The Warning opened for Yungblud on Sunday night at a sold-out show at The Anthem and delivered a full-length, high-energy set that left no doubt: calling them merely “up-and-coming” undersells what happened on that stage.
The sister trio launched into the night with “More,” then ran through nearly a dozen songs — including “S!ck,” “Escapism,” “Ego,” “Disciple,” “Ritual,” “Sharks,” “Hell You Call a Dream,” “Evolve,” “Kerosene,” and “Automatic Sun.” Daniela Villarreal’s guitar tone cut through The Anthem like a buzzsaw, giving familiar riffs a live bite that the room answered to. By the time they reached the middle of the set the energy had shifted; applause and calls that began as politeness turned into sustained shouts of recognition.
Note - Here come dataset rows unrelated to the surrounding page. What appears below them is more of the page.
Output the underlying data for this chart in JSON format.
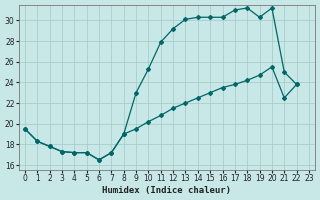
{
  "xlabel": "Humidex (Indice chaleur)",
  "background_color": "#c8e8e8",
  "grid_color": "#a8cccc",
  "line_color": "#006666",
  "xlim": [
    -0.5,
    23.5
  ],
  "ylim": [
    15.5,
    31.5
  ],
  "xticks": [
    0,
    1,
    2,
    3,
    4,
    5,
    6,
    7,
    8,
    9,
    10,
    11,
    12,
    13,
    14,
    15,
    16,
    17,
    18,
    19,
    20,
    21,
    22,
    23
  ],
  "yticks": [
    16,
    18,
    20,
    22,
    24,
    26,
    28,
    30
  ],
  "line1_x": [
    0,
    1,
    2,
    3,
    4,
    5,
    6,
    7,
    8,
    9,
    10,
    11,
    12,
    13,
    14,
    15,
    16,
    17,
    18,
    19,
    20,
    21,
    22
  ],
  "line1_y": [
    19.5,
    18.3,
    17.8,
    17.3,
    17.2,
    17.2,
    16.5,
    17.2,
    19.0,
    23.0,
    25.3,
    27.9,
    29.2,
    30.1,
    30.3,
    30.3,
    30.3,
    31.0,
    31.2,
    30.3,
    31.2,
    25.0,
    23.8
  ],
  "line2_x": [
    0,
    1,
    2,
    3,
    4,
    5,
    6,
    7,
    8,
    9,
    10,
    11,
    12,
    13,
    14,
    15,
    16,
    17,
    18,
    19,
    20,
    21,
    22
  ],
  "line2_y": [
    19.5,
    18.3,
    17.8,
    17.3,
    17.2,
    17.2,
    16.5,
    17.2,
    19.0,
    19.5,
    20.2,
    20.8,
    21.5,
    22.0,
    22.5,
    23.0,
    23.5,
    23.8,
    24.2,
    24.7,
    25.5,
    22.5,
    23.8
  ]
}
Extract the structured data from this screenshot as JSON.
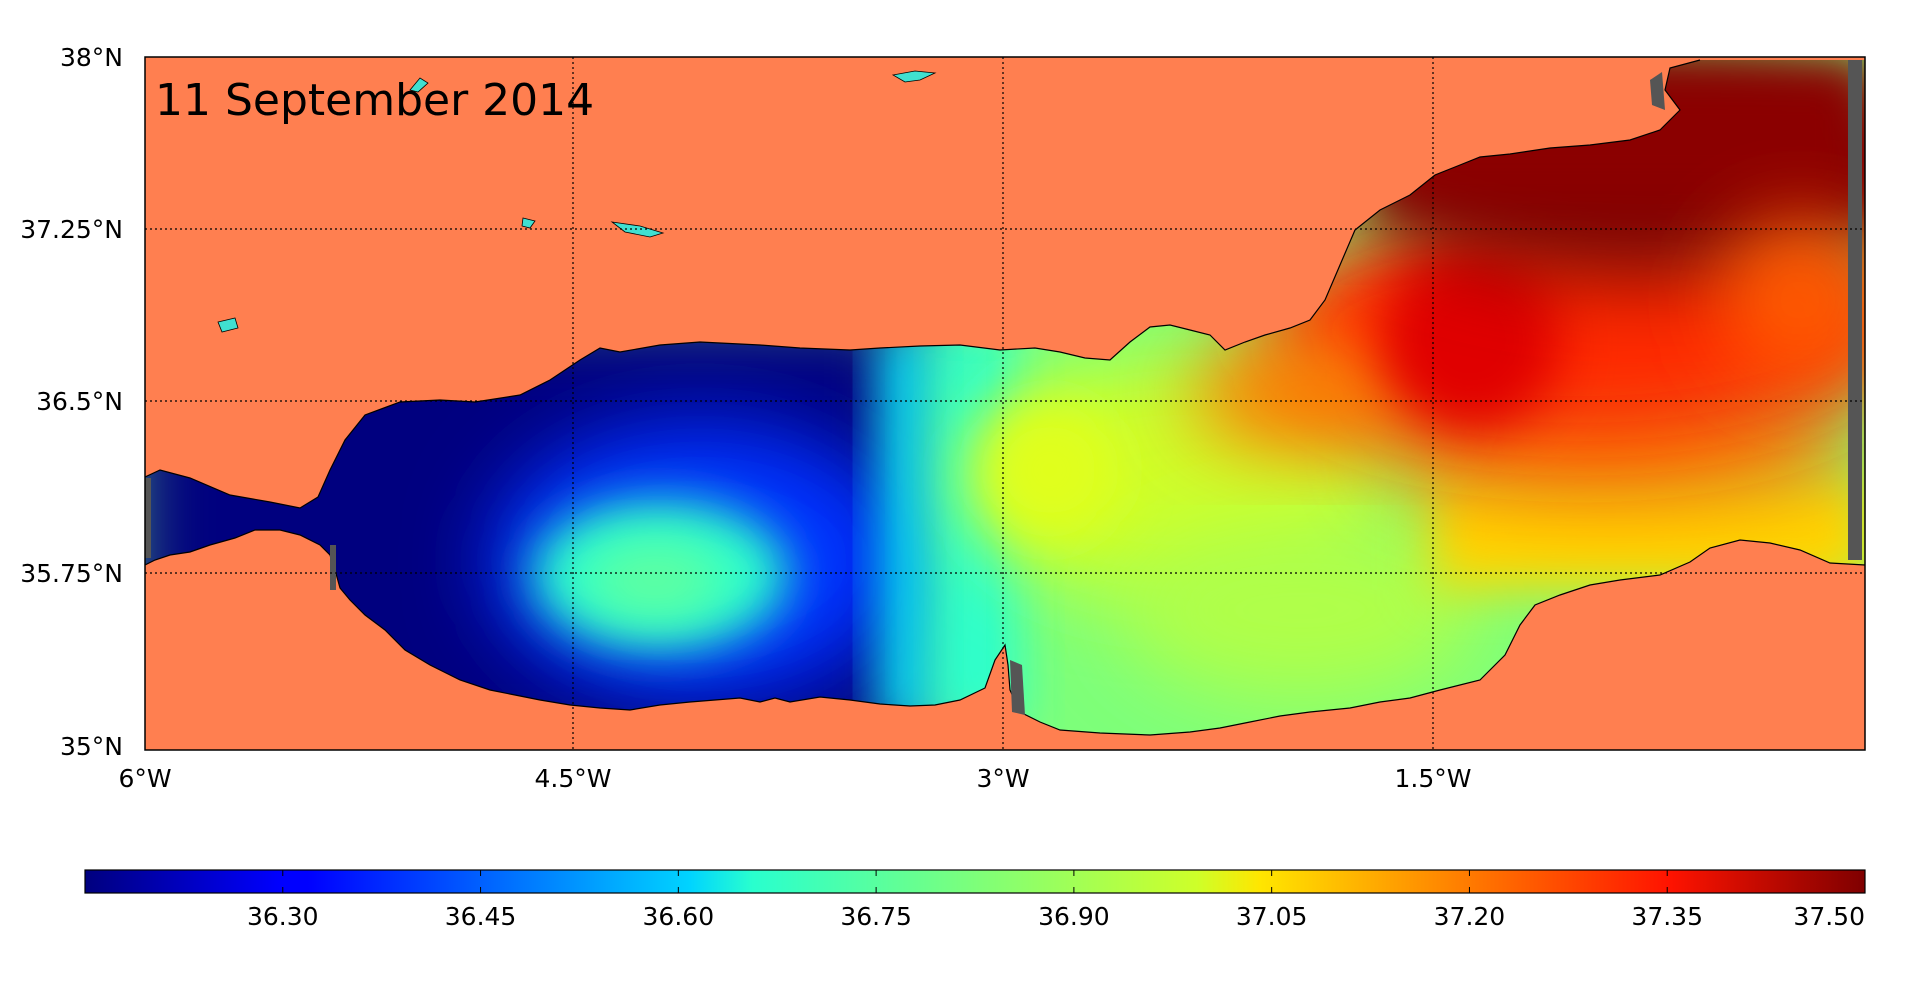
{
  "map": {
    "date_label": "11 September 2014",
    "lat_labels": [
      "38°N",
      "37.25°N",
      "36.5°N",
      "35.75°N",
      "35°N"
    ],
    "lon_labels": [
      "6°W",
      "4.5°W",
      "3°W",
      "1.5°W"
    ],
    "colors": {
      "land": "#ff7f50",
      "inland_water": "#40e0d0",
      "nodata": "#555555",
      "gridline": "#000000"
    },
    "projection": "equirectangular",
    "bounds": {
      "lon_min": -6.0,
      "lon_max": 0.0,
      "lat_min": 35.0,
      "lat_max": 38.0
    }
  },
  "colorbar": {
    "tick_labels": [
      "36.30",
      "36.45",
      "36.60",
      "36.75",
      "36.90",
      "37.05",
      "37.20",
      "37.35",
      "37.50"
    ],
    "range": [
      36.15,
      37.5
    ],
    "colormap": "jet"
  }
}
The signal that the opener had crossed from support act to co-star came not from one moment but from accumulation: a sequence of big choruses, a stretched ovation after “Kerosene,” and audible new chants during “Automatic Sun.” Those are the metrics that matter at a packed rock show — not ticket tiers but the fraction of an audience that arrives for the headliner and stays because something else has grabbed them. On Sunday night a noticeable portion of the crowd stayed, listened, and left talking about The Warning.
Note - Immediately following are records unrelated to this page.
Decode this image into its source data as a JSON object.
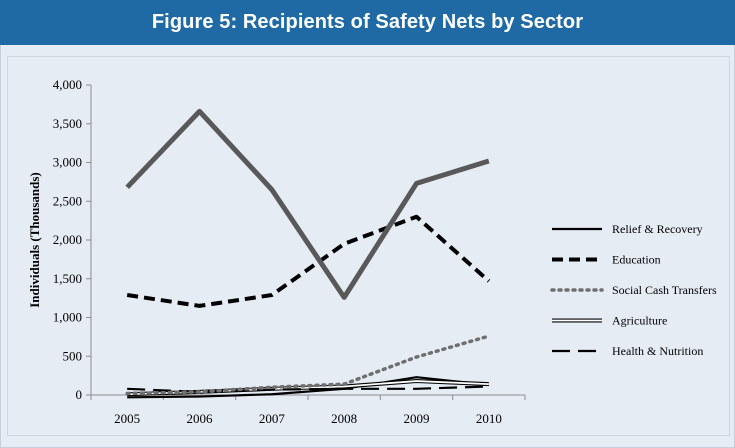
{
  "figure": {
    "title": "Figure 5: Recipients of Safety Nets by Sector"
  },
  "colors": {
    "title_bar": "#1f6aa5",
    "panel_bg": "#e6ecf4",
    "dark_gray_line": "#595959",
    "black": "#000000",
    "dotted_gray": "#6f6f6f"
  },
  "chart_data": {
    "type": "line",
    "title": "",
    "xlabel": "",
    "ylabel": "Individuals (Thousands)",
    "categories": [
      "2005",
      "2006",
      "2007",
      "2008",
      "2009",
      "2010"
    ],
    "ylim": [
      0,
      4000
    ],
    "yticks": [
      "0",
      "500",
      "1,000",
      "1,500",
      "2,000",
      "2,500",
      "3,000",
      "3,500",
      "4,000"
    ],
    "grid": false,
    "legend_position": "right",
    "series": [
      {
        "name": "",
        "style": "solid-thick-gray",
        "values": [
          2680,
          3660,
          2650,
          1260,
          2730,
          3020
        ]
      },
      {
        "name": "Relief & Recovery",
        "style": "solid",
        "values": [
          -30,
          -20,
          10,
          80,
          230,
          130
        ]
      },
      {
        "name": "Education",
        "style": "dashed",
        "values": [
          1290,
          1150,
          1290,
          1950,
          2300,
          1470
        ]
      },
      {
        "name": "Social Cash Transfers",
        "style": "dotted",
        "values": [
          20,
          40,
          100,
          140,
          490,
          760
        ]
      },
      {
        "name": "Agriculture",
        "style": "double",
        "values": [
          10,
          40,
          80,
          110,
          180,
          140
        ]
      },
      {
        "name": "Health & Nutrition",
        "style": "long-dash",
        "values": [
          80,
          40,
          70,
          80,
          80,
          110
        ]
      }
    ]
  }
}
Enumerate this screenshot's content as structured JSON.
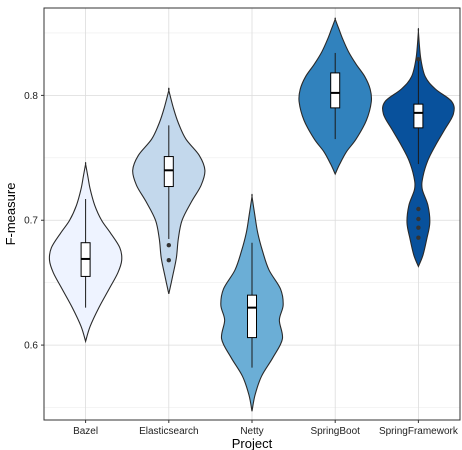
{
  "chart_data": {
    "type": "violin",
    "title": "",
    "xlabel": "Project",
    "ylabel": "F-measure",
    "ylim": [
      0.54,
      0.87
    ],
    "yticks": [
      0.6,
      0.7,
      0.8
    ],
    "ytick_labels": [
      "0.6",
      "0.7",
      "0.8"
    ],
    "grid": true,
    "legend": "none",
    "categories": [
      "Bazel",
      "Elasticsearch",
      "Netty",
      "SpringBoot",
      "SpringFramework"
    ],
    "series": [
      {
        "category": "Bazel",
        "color": "#eef3ff",
        "min": 0.603,
        "max": 0.745,
        "whisker_low": 0.63,
        "whisker_high": 0.717,
        "q1": 0.655,
        "median": 0.669,
        "q3": 0.682,
        "outliers": [],
        "density": [
          [
            0.603,
            0.0
          ],
          [
            0.615,
            0.12
          ],
          [
            0.63,
            0.35
          ],
          [
            0.645,
            0.62
          ],
          [
            0.658,
            0.85
          ],
          [
            0.668,
            0.95
          ],
          [
            0.678,
            0.9
          ],
          [
            0.69,
            0.65
          ],
          [
            0.7,
            0.42
          ],
          [
            0.712,
            0.24
          ],
          [
            0.725,
            0.12
          ],
          [
            0.735,
            0.06
          ],
          [
            0.745,
            0.0
          ]
        ]
      },
      {
        "category": "Elasticsearch",
        "color": "#c3d8ec",
        "min": 0.641,
        "max": 0.804,
        "whisker_low": 0.685,
        "whisker_high": 0.776,
        "q1": 0.727,
        "median": 0.74,
        "q3": 0.751,
        "outliers": [
          0.68,
          0.668
        ],
        "density": [
          [
            0.641,
            0.0
          ],
          [
            0.655,
            0.1
          ],
          [
            0.67,
            0.2
          ],
          [
            0.685,
            0.25
          ],
          [
            0.7,
            0.35
          ],
          [
            0.715,
            0.6
          ],
          [
            0.728,
            0.85
          ],
          [
            0.74,
            0.95
          ],
          [
            0.752,
            0.8
          ],
          [
            0.765,
            0.45
          ],
          [
            0.778,
            0.25
          ],
          [
            0.79,
            0.12
          ],
          [
            0.804,
            0.0
          ]
        ]
      },
      {
        "category": "Netty",
        "color": "#6baed6",
        "min": 0.547,
        "max": 0.719,
        "whisker_low": 0.582,
        "whisker_high": 0.682,
        "q1": 0.606,
        "median": 0.63,
        "q3": 0.64,
        "outliers": [],
        "density": [
          [
            0.547,
            0.0
          ],
          [
            0.56,
            0.08
          ],
          [
            0.575,
            0.25
          ],
          [
            0.59,
            0.55
          ],
          [
            0.605,
            0.8
          ],
          [
            0.62,
            0.72
          ],
          [
            0.632,
            0.82
          ],
          [
            0.645,
            0.75
          ],
          [
            0.66,
            0.45
          ],
          [
            0.675,
            0.28
          ],
          [
            0.69,
            0.15
          ],
          [
            0.705,
            0.07
          ],
          [
            0.719,
            0.0
          ]
        ]
      },
      {
        "category": "SpringBoot",
        "color": "#3182bd",
        "min": 0.737,
        "max": 0.861,
        "whisker_low": 0.765,
        "whisker_high": 0.834,
        "q1": 0.79,
        "median": 0.802,
        "q3": 0.818,
        "outliers": [],
        "density": [
          [
            0.737,
            0.0
          ],
          [
            0.745,
            0.12
          ],
          [
            0.755,
            0.3
          ],
          [
            0.765,
            0.55
          ],
          [
            0.78,
            0.82
          ],
          [
            0.795,
            0.95
          ],
          [
            0.805,
            0.92
          ],
          [
            0.815,
            0.78
          ],
          [
            0.825,
            0.55
          ],
          [
            0.835,
            0.35
          ],
          [
            0.845,
            0.2
          ],
          [
            0.853,
            0.1
          ],
          [
            0.861,
            0.0
          ]
        ]
      },
      {
        "category": "SpringFramework",
        "color": "#08519c",
        "min": 0.663,
        "max": 0.851,
        "whisker_low": 0.745,
        "whisker_high": 0.828,
        "q1": 0.774,
        "median": 0.786,
        "q3": 0.793,
        "outliers": [
          0.709,
          0.701,
          0.694,
          0.686,
          0.829
        ],
        "density": [
          [
            0.663,
            0.0
          ],
          [
            0.672,
            0.12
          ],
          [
            0.685,
            0.22
          ],
          [
            0.698,
            0.3
          ],
          [
            0.712,
            0.25
          ],
          [
            0.725,
            0.1
          ],
          [
            0.735,
            0.12
          ],
          [
            0.748,
            0.25
          ],
          [
            0.76,
            0.45
          ],
          [
            0.772,
            0.68
          ],
          [
            0.785,
            0.92
          ],
          [
            0.795,
            0.88
          ],
          [
            0.805,
            0.45
          ],
          [
            0.815,
            0.18
          ],
          [
            0.83,
            0.06
          ],
          [
            0.851,
            0.0
          ]
        ]
      }
    ]
  }
}
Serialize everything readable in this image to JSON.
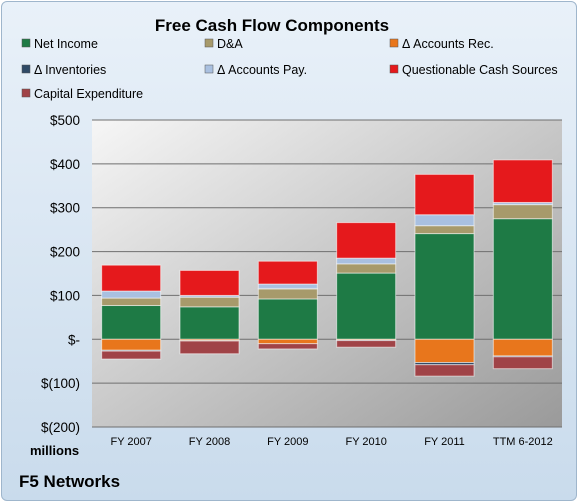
{
  "chart_data": {
    "type": "bar",
    "stacked": true,
    "title": "Free Cash Flow Components",
    "units_label": "millions",
    "footer_label": "F5 Networks",
    "categories": [
      "FY 2007",
      "FY 2008",
      "FY 2009",
      "FY 2010",
      "FY 2011",
      "TTM 6-2012"
    ],
    "ylim": [
      -200,
      500
    ],
    "yticks": [
      500,
      400,
      300,
      200,
      100,
      0,
      -100,
      -200
    ],
    "ytick_labels": [
      "$500",
      "$400",
      "$300",
      "$200",
      "$100",
      "$-",
      "$(100)",
      "$(200)"
    ],
    "grid": true,
    "legend_position": "top",
    "series": [
      {
        "name": "Net Income",
        "color": "#1e7a45",
        "values": [
          77,
          74,
          92,
          151,
          241,
          275
        ]
      },
      {
        "name": "D&A",
        "color": "#a79a6b",
        "values": [
          17,
          22,
          23,
          21,
          18,
          32
        ]
      },
      {
        "name": "Δ Accounts Rec.",
        "color": "#e8761c",
        "values": [
          -25,
          -3,
          -10,
          -2,
          -53,
          -38
        ]
      },
      {
        "name": "Δ Inventories",
        "color": "#2f4a66",
        "values": [
          -2,
          -1,
          1,
          -1,
          -5,
          -2
        ]
      },
      {
        "name": "Δ Accounts Pay.",
        "color": "#a9c0e0",
        "values": [
          16,
          4,
          10,
          13,
          25,
          5
        ]
      },
      {
        "name": "Questionable Cash Sources",
        "color": "#e5191c",
        "values": [
          59,
          57,
          52,
          81,
          92,
          97
        ]
      },
      {
        "name": "Capital Expenditure",
        "color": "#a04347",
        "values": [
          -18,
          -29,
          -12,
          -15,
          -26,
          -27
        ]
      }
    ]
  }
}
That outcome matters today because it happened at a sold-out yungblud date, giving The Warning maximum exposure to listeners who did not buy tickets for them. Opening for an act with a full house is routine; turning strangers into fans in that environment is not. The band’s set list showed they have the songs and the pacing to carry a room, and the response suggested their fanbase is expanding beyond niche pockets into a live audience that will follow them to their own bills.
Still, a tension remains between momentum and market reality. The Warning demonstrated they can win over a crowd, but winning over crowds on other bands’ bills is not the same as selling out theaters under your own name. The review of the night makes that friction plain: they drew such a strong response that the label “up-and-coming” feels outdated, yet there is no public schedule in place in the record of this show that confirms the pace at which they will move from high-profile openers to consistent headliners.
That gap is the only honest question left by Sunday’s result. The Warning have the material, the stage command, and the demonstrable ability to convert a sold-out yungblud audience. What remains is logistics — routing, promotion, and timing — the business side that turns reactive applause into ticket sales under their name. Given what happened at The Anthem, those pieces should follow; the most realistic next step is a run of mid-size headline dates where The Warning’s growing fanbase can be measured and amplified on their own terms.
In short: their set at The Anthem was not just a strong opening slot. It was evidence that The Warning have crossed a practical threshold. Promoters and the band’s team can make a case now for headlining tours; the audience reaction from Sunday provides the proof they’ll need to sell them.